The climb was hot work, and after 361 steps, the others reckoned we were lucky to be half to three quarters of the way up. Reluctantly, I pulled out and started the careful climb back down. The others continued and were rewarded with great views. It was fascinating though, to think that people live in the homes along the alleyways with all these steps, and must walk them every day, in all weathers. I don't know what happens if you break a leg, or get too old or have arthritis and can't get up and down them any more! David could feel the tight pull on his calf muscles afterwards, and Jan reported the 'shivery' leg experience that I reported earlier in the week after a steep climb.
Next, we found our way into the main church (Abbey of S. Maria de Olearia); it was lovely. As we were coming down the many steps from there, some more even bigger booms started, and the church bells rang out - more festival celebrations.

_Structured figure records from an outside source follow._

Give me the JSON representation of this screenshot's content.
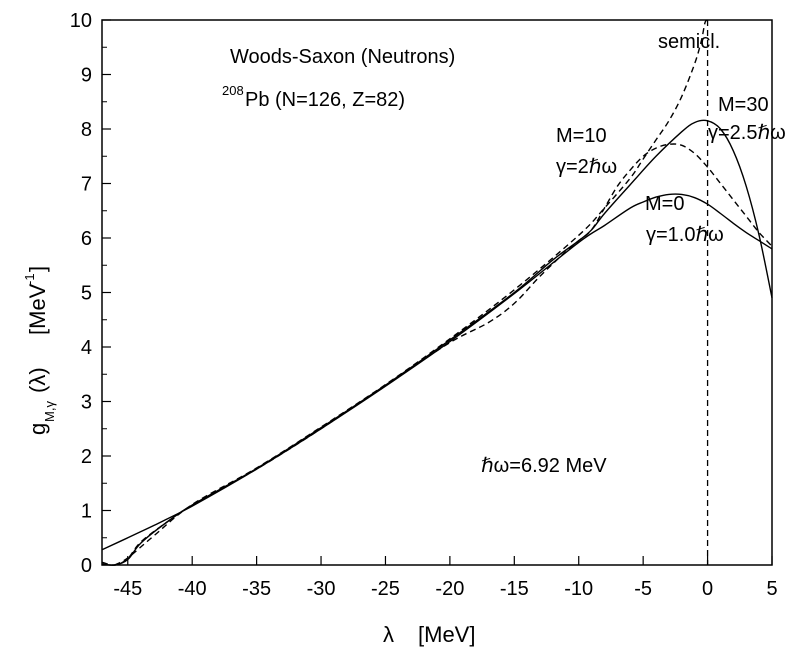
{
  "chart_data": {
    "type": "line",
    "xlabel_symbol": "λ",
    "xlabel_unit": "[MeV]",
    "ylabel_main": "g",
    "ylabel_sub": "M,γ",
    "ylabel_arg": "(λ)",
    "ylabel_unit": "[MeV",
    "ylabel_unit_exp": "-1",
    "ylabel_unit_close": "]",
    "xlim": [
      -47,
      5
    ],
    "ylim": [
      0,
      10
    ],
    "x_ticks": [
      -45,
      -40,
      -35,
      -30,
      -25,
      -20,
      -15,
      -10,
      -5,
      0,
      5
    ],
    "y_ticks": [
      0,
      1,
      2,
      3,
      4,
      5,
      6,
      7,
      8,
      9,
      10
    ],
    "x_tick_labels": [
      "-45",
      "-40",
      "-35",
      "-30",
      "-25",
      "-20",
      "-15",
      "-10",
      "-5",
      "0",
      "5"
    ],
    "y_tick_labels": [
      "0",
      "1",
      "2",
      "3",
      "4",
      "5",
      "6",
      "7",
      "8",
      "9",
      "10"
    ],
    "annotations": {
      "title_line1": "Woods-Saxon (Neutrons)",
      "title_line2_sup": "208",
      "title_line2": "Pb (N=126, Z=82)",
      "semicl": "semicl.",
      "m30": "M=30",
      "m30_gamma": "γ=2.5ℏω",
      "m10": "M=10",
      "m10_gamma": "γ=2ℏω",
      "m0": "M=0",
      "m0_gamma": "γ=1.0ℏω",
      "hw": "ℏω=6.92 MeV"
    },
    "series": [
      {
        "style": "solid",
        "points": [
          [
            -47,
            0.28
          ],
          [
            -45,
            0.5
          ],
          [
            -42.5,
            0.78
          ],
          [
            -40,
            1.08
          ],
          [
            -35,
            1.76
          ],
          [
            -30,
            2.5
          ],
          [
            -25,
            3.28
          ],
          [
            -20,
            4.1
          ],
          [
            -15,
            4.98
          ],
          [
            -10,
            5.92
          ],
          [
            -8,
            6.23
          ],
          [
            -6,
            6.55
          ],
          [
            -5,
            6.66
          ],
          [
            -4,
            6.75
          ],
          [
            -3,
            6.8
          ],
          [
            -2,
            6.8
          ],
          [
            -1,
            6.74
          ],
          [
            0,
            6.62
          ],
          [
            1,
            6.45
          ],
          [
            2,
            6.27
          ],
          [
            3,
            6.1
          ],
          [
            4,
            5.95
          ],
          [
            5,
            5.8
          ]
        ]
      },
      {
        "style": "solid",
        "points": [
          [
            -47,
            0.02
          ],
          [
            -46,
            0.0
          ],
          [
            -45,
            0.1
          ],
          [
            -44,
            0.4
          ],
          [
            -42,
            0.78
          ],
          [
            -40,
            1.1
          ],
          [
            -35,
            1.77
          ],
          [
            -30,
            2.52
          ],
          [
            -25,
            3.3
          ],
          [
            -20,
            4.13
          ],
          [
            -15,
            5.0
          ],
          [
            -12,
            5.6
          ],
          [
            -10,
            5.95
          ],
          [
            -9,
            6.15
          ],
          [
            -8,
            6.45
          ],
          [
            -6,
            6.98
          ],
          [
            -4,
            7.5
          ],
          [
            -2,
            7.95
          ],
          [
            -1,
            8.12
          ],
          [
            0,
            8.15
          ],
          [
            1,
            8.0
          ],
          [
            2,
            7.6
          ],
          [
            3,
            6.95
          ],
          [
            4,
            6.05
          ],
          [
            5,
            4.9
          ]
        ]
      },
      {
        "style": "dashed",
        "points": [
          [
            -47,
            0.05
          ],
          [
            -46,
            0.0
          ],
          [
            -45,
            0.12
          ],
          [
            -44,
            0.42
          ],
          [
            -42,
            0.78
          ],
          [
            -40,
            1.1
          ],
          [
            -35,
            1.76
          ],
          [
            -30,
            2.5
          ],
          [
            -25,
            3.3
          ],
          [
            -20,
            4.08
          ],
          [
            -17,
            4.45
          ],
          [
            -15,
            4.8
          ],
          [
            -13,
            5.3
          ],
          [
            -11,
            5.75
          ],
          [
            -10,
            5.95
          ],
          [
            -9,
            6.15
          ],
          [
            -8,
            6.55
          ],
          [
            -7,
            6.95
          ],
          [
            -6,
            7.25
          ],
          [
            -5,
            7.5
          ],
          [
            -4,
            7.65
          ],
          [
            -3,
            7.72
          ],
          [
            -2,
            7.7
          ],
          [
            -1,
            7.55
          ],
          [
            0,
            7.3
          ],
          [
            1,
            7.0
          ],
          [
            2,
            6.7
          ],
          [
            3,
            6.4
          ],
          [
            4,
            6.1
          ],
          [
            5,
            5.85
          ]
        ]
      },
      {
        "style": "dashed",
        "points": [
          [
            -46,
            0.0
          ],
          [
            -45,
            0.13
          ],
          [
            -43,
            0.53
          ],
          [
            -40,
            1.11
          ],
          [
            -35,
            1.78
          ],
          [
            -30,
            2.53
          ],
          [
            -25,
            3.31
          ],
          [
            -20,
            4.15
          ],
          [
            -15,
            5.05
          ],
          [
            -10,
            6.05
          ],
          [
            -8,
            6.55
          ],
          [
            -6,
            7.1
          ],
          [
            -5,
            7.45
          ],
          [
            -4,
            7.8
          ],
          [
            -3,
            8.15
          ],
          [
            -2,
            8.6
          ],
          [
            -1,
            9.2
          ],
          [
            -0.5,
            9.6
          ],
          [
            -0.2,
            9.95
          ],
          [
            0,
            10.0
          ]
        ]
      }
    ],
    "vertical_dashed_x": 0
  }
}
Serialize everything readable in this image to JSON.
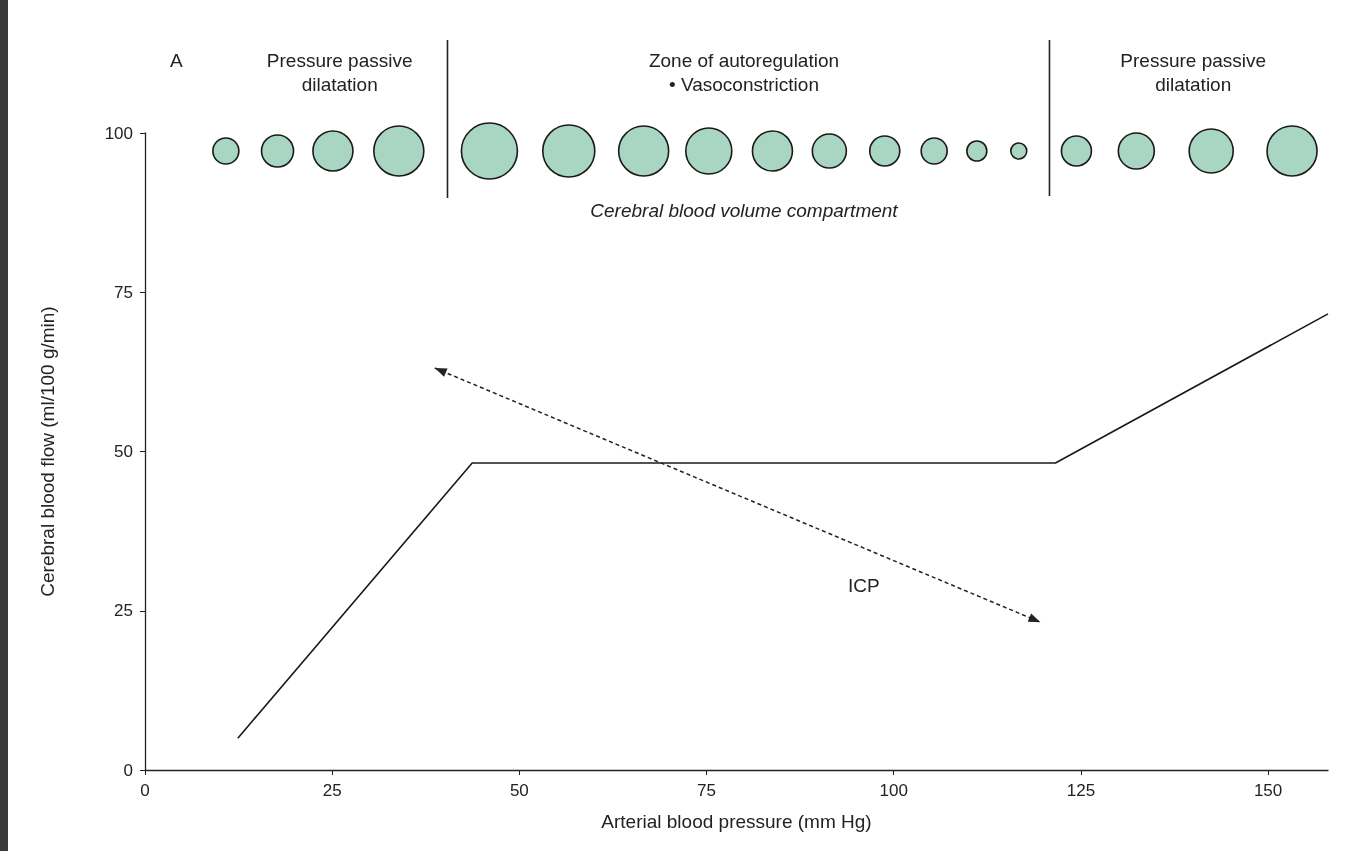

By the time we got back down to the main promenade there were a lot more people about, especially families socialising and enjoying lunch together. The others grabbed some local bread delicacies for lunch and I wasn't really hungry, so just had a gluten free muesli bar from home.
We wandered along the beautiful esplanade soaking up the atmosphere, the warm temperature, and the views, and were also intrigued by the way the policeman was directing the traffic so that pedestrians could cross the busy road.
After a couple of hours in Maiori we were soon back on the bus, and heading to Minori, a much smaller town, and quieter. We spent only an hour here, in which time we wandered around the town centre, and visited the Villa Romana Marittima (an ancient Roman villa unearthed from the 1st century AD). Here, as in Rome, newer buildings have been built on top of the old, and uncovered centuries later.
We got back to Amalfi around 2:15 pm, and headed straight to our favourite cafe/bar where they were getting to know us. The main person working there (who understood gluten free, and remembered who had ordered what at all the tables) was obviously pregnant, but still,on her feet and working in the heat for long hours. She said her baby was due in 10 days... The others ordered cold drinks, and I ordered a small risotto to help me last till dinner time.
David and I bought some limoncello in one of the shops, and an Amalfi tea towel - we don't have much room for souvenirs!
It was soon time for our 7 pm dinner at the Marina Grande restaurant where we'd had that amazing lunch on the first day. The service was excellent and we enjoyed some lovely fish dishes. The others loved the different fresh breads that come out before the meal. I was even able to have a dessert - creme brûlée and peach sorbet!